If that wasn’t enough magic, the Lexington Partners Legends Showdown that kicked off the ToC brought back the two men most synonymous with squash in Grand Central: Jonathon Power and Peter Nicol. Along with Chris Walker and John White, the nostalgia voltage supplied by Power and Nicol made for a memorable evening.
From the old to the new. For many years, the ToC had either no women’s draw at all or a non-ranking exhibition-style tournament, but this year Nimick was able to repeat what he had in 2002 and 2003 and stage a fully-fledged WSA event.
In the qualies, Americans made little headway, and in the main draw Olivia Blatchford went down quickly to Dipika Pallikal. But Latasha Khan shocked New York by pulling off one of the best wins in her career.
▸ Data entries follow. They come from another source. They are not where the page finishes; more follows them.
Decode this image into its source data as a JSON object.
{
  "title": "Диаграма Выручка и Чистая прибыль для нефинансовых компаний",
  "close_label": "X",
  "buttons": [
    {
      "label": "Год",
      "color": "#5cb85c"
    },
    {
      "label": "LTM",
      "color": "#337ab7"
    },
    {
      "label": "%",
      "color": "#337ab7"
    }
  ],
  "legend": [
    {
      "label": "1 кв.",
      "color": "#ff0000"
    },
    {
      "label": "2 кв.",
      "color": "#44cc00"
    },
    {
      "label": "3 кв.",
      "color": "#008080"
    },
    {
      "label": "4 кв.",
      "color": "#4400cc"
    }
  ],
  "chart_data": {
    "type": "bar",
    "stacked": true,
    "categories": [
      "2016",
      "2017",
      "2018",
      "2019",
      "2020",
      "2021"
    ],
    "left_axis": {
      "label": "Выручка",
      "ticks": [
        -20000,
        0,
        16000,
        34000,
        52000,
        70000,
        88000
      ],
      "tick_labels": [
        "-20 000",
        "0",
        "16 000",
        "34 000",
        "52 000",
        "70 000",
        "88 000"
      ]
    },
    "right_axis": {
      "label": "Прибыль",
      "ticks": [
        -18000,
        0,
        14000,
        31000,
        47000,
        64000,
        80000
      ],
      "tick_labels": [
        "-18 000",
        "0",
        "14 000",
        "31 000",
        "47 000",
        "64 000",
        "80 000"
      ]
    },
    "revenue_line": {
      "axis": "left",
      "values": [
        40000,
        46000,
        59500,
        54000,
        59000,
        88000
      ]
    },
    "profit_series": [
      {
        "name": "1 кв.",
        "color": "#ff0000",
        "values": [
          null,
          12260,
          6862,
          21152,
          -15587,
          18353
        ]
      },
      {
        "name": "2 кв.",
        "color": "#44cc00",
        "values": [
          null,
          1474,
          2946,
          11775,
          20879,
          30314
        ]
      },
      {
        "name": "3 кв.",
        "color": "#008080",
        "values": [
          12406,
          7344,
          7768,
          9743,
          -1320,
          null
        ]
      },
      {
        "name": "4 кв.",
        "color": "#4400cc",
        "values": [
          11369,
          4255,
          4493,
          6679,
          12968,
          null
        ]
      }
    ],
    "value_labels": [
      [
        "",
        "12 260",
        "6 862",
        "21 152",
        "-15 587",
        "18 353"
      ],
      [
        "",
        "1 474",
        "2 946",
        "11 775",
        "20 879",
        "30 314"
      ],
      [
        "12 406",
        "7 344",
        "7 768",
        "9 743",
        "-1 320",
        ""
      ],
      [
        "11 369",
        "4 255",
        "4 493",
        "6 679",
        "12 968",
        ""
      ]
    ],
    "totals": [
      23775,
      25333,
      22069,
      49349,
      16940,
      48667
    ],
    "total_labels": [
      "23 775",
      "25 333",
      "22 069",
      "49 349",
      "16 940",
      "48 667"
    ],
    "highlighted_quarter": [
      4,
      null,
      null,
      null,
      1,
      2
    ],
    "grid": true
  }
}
The 39-year-old beat a woman half her age in the 18-year-old and higher-ranked Egyptian Nour El Tayeb.
Another match of experience versus youth came in the finals of the women’s ToC. Thirty-three year-old Natalie Grinham had a baby boy 19 months ago and is now on the comeback trail. In her first overseas outing with her son in tow, Grinham lost in the quarters in Greenwich but managed to come through to reach the finals at the ToC. She faced 20-year-old Indian star Pallikal who after beating Blatchford, toppled fourth seed Donna Urquhart and fifth seed Jaclyn Hawkes. In the finals, Pallikal had clearly lost steam—she had played nine matches in ten days and didn’t have the physical or mental energy to push against a motivated Grinham.
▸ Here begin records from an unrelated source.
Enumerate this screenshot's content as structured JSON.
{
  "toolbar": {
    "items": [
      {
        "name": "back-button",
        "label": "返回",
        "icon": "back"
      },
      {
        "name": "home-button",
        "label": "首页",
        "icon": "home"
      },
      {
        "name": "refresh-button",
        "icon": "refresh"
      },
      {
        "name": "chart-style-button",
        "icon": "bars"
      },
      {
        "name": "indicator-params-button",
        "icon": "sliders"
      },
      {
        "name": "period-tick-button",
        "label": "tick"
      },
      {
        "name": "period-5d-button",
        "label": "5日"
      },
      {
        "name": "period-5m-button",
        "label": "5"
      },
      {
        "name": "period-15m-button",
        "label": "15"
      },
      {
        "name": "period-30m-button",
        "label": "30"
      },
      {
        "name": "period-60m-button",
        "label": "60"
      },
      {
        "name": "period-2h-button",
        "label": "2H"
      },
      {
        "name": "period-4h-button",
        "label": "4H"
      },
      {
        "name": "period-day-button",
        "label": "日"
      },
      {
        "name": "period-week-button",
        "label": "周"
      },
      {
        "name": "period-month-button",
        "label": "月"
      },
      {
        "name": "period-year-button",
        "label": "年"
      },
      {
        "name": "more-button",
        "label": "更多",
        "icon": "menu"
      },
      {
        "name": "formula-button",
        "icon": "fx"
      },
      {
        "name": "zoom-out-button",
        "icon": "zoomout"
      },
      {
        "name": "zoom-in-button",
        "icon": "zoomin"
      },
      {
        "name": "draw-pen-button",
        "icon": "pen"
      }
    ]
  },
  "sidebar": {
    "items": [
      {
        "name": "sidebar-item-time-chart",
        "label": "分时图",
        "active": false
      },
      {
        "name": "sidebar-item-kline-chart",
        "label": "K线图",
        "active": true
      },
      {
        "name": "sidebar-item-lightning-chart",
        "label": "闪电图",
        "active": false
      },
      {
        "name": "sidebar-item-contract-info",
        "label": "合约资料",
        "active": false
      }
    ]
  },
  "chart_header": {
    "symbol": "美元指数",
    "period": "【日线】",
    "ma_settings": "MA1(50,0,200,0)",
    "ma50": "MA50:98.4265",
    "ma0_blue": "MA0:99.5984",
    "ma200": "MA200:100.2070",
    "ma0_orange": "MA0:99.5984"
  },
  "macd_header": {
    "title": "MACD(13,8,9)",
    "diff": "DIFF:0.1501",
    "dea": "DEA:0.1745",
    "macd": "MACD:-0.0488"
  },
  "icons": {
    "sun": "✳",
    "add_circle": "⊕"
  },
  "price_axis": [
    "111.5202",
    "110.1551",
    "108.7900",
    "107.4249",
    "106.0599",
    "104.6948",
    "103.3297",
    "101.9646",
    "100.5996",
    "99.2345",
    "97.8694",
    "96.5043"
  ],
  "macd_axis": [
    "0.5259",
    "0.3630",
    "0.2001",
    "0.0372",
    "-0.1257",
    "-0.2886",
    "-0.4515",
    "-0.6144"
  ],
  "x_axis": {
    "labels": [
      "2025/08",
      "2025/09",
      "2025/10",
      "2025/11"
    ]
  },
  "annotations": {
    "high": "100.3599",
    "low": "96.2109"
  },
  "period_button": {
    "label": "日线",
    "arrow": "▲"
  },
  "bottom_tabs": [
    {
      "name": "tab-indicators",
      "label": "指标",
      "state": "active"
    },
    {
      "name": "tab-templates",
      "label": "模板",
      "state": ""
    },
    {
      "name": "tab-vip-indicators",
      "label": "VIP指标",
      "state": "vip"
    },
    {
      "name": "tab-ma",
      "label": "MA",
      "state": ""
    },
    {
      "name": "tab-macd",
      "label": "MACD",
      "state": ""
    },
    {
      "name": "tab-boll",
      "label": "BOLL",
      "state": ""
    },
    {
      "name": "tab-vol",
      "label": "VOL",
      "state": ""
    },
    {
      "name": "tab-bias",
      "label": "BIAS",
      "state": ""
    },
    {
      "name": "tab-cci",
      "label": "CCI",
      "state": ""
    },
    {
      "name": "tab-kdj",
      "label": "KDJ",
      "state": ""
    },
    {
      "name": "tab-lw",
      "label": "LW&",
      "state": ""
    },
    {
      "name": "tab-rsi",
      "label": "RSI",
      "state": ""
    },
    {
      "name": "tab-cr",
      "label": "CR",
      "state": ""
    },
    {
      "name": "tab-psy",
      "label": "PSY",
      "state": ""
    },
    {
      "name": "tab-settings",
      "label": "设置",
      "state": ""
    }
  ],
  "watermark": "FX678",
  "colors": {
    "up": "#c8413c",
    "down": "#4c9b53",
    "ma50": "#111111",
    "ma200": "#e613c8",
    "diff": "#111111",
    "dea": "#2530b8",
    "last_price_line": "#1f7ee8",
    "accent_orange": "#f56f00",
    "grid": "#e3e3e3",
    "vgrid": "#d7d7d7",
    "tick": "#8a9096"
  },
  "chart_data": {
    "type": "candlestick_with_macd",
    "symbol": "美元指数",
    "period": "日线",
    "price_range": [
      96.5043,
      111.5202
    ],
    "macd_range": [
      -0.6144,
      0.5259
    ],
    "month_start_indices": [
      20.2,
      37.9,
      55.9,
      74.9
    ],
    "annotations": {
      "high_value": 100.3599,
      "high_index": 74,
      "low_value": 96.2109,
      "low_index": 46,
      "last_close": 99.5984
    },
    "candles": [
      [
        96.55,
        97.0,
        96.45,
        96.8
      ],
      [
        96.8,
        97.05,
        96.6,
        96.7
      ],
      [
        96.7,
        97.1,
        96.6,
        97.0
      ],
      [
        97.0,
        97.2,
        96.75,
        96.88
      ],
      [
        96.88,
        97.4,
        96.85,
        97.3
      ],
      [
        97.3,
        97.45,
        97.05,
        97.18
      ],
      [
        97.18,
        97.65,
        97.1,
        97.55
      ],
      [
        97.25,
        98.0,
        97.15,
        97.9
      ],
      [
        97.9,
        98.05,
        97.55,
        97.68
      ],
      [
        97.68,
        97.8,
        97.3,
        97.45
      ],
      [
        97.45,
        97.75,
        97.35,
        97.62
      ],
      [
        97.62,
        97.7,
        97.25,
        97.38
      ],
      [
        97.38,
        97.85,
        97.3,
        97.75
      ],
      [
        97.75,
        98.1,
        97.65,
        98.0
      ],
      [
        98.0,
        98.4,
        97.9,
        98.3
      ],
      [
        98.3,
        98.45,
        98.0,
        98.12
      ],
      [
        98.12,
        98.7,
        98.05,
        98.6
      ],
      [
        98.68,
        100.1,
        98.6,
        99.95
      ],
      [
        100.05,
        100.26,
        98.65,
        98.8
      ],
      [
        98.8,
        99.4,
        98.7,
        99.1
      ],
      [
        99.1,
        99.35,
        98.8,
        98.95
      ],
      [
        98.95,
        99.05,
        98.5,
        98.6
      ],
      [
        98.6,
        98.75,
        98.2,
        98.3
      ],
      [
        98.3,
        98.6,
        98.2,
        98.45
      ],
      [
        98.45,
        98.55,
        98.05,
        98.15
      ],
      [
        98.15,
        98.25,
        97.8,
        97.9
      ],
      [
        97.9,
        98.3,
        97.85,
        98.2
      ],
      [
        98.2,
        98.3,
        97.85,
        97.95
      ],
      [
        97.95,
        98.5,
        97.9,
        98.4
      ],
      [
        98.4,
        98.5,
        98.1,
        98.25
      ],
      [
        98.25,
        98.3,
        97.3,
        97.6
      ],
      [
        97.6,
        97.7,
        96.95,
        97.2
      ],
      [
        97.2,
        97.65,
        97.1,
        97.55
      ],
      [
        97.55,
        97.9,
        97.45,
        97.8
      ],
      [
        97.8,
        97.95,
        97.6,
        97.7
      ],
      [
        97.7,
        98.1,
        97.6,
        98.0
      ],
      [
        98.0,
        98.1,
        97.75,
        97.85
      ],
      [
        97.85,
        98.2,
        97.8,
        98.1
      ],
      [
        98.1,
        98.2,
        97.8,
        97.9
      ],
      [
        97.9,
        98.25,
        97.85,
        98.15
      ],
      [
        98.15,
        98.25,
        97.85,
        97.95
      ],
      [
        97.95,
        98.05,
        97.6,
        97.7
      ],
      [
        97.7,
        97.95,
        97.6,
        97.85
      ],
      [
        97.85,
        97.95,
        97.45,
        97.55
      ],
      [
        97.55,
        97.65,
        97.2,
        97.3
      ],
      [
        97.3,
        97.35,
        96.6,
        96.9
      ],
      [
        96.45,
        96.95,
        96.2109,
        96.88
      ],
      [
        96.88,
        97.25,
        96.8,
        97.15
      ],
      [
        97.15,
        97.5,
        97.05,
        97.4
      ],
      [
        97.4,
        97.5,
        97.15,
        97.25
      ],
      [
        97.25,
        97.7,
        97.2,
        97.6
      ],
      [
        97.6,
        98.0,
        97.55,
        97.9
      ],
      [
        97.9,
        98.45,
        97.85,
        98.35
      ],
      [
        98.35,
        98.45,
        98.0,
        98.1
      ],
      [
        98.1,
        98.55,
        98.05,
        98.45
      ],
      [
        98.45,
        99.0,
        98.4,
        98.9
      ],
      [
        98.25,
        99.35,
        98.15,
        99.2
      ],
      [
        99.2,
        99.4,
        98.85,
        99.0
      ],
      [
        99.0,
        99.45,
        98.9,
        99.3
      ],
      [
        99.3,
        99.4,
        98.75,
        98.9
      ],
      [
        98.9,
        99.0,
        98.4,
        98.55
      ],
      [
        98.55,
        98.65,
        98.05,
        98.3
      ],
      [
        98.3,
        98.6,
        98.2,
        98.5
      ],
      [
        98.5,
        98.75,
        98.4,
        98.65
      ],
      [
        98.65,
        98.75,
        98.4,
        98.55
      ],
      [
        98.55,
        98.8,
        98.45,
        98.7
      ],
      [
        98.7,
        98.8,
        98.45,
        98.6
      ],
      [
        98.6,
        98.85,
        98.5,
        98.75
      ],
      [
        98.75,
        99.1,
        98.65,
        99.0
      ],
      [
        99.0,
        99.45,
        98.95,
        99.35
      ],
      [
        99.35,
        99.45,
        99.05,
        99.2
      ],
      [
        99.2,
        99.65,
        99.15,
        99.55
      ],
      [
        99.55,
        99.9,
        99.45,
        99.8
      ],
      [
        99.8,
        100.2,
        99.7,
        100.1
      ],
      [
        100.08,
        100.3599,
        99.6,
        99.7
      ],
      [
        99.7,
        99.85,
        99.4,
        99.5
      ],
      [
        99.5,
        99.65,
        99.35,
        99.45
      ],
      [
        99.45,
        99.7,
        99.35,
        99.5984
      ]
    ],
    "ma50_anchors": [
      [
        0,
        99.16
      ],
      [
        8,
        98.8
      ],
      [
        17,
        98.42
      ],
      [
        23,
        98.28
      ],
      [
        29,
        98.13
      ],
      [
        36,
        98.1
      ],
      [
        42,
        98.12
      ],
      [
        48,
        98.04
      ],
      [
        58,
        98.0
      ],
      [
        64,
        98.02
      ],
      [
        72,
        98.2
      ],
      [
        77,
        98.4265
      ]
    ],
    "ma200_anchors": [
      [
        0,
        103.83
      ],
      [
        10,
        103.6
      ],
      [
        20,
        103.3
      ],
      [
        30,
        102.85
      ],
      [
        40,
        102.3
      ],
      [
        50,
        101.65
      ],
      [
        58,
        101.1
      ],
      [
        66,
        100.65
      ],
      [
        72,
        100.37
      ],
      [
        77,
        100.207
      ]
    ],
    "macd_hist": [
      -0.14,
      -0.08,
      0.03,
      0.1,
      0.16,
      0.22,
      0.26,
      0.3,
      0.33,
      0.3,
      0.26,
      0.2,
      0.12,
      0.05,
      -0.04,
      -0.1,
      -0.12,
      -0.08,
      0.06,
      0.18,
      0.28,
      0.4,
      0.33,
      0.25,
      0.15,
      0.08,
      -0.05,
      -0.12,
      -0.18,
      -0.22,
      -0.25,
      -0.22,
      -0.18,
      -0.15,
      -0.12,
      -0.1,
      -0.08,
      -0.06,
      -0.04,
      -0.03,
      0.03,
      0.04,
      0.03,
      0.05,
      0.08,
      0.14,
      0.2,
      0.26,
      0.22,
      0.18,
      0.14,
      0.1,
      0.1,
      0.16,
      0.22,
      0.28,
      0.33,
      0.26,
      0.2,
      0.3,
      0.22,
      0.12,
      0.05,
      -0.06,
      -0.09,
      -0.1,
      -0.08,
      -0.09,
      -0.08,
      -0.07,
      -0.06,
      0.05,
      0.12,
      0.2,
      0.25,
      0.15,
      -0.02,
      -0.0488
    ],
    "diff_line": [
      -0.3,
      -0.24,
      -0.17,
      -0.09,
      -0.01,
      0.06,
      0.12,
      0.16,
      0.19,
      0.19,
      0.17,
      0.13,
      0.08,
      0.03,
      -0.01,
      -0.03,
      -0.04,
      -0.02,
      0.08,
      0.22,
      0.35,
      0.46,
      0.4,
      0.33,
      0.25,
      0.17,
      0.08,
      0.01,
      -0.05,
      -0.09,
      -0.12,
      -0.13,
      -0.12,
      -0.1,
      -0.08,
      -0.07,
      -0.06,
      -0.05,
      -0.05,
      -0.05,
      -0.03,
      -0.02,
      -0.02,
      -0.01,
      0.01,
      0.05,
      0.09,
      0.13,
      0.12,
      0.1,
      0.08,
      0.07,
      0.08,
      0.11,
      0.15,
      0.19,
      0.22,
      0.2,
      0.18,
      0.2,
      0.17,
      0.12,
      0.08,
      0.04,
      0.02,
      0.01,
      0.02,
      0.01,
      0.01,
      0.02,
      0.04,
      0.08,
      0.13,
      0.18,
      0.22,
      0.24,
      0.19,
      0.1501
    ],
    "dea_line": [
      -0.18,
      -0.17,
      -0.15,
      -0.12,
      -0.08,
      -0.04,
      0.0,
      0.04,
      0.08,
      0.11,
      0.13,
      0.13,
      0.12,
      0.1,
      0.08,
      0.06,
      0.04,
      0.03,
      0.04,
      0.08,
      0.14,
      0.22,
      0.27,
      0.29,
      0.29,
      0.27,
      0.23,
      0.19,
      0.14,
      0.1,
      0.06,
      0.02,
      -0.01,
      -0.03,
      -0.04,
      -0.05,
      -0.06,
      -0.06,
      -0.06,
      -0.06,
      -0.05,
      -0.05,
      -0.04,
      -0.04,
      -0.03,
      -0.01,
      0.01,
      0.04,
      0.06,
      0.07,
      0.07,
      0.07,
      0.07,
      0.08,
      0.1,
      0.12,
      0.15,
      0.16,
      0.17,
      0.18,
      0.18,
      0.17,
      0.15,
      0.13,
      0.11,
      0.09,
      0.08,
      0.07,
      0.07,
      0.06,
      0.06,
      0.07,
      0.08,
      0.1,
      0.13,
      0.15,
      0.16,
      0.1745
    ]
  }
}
It was a fitting finale to an incredible week of squash in Grand Central. And nothing was better than having Tom and Hazel Jones on hand for many of the matches. They were in town for their induction into the U.S. Squash Hall of Fame. They did the pioneer work in putting on portable glass-court tournaments in New York a quarter century ago, back when the idea of having hundreds of thousands of people see a squash match was a pipe dream. They started making it a reality and it is even bigger and better than they imagined.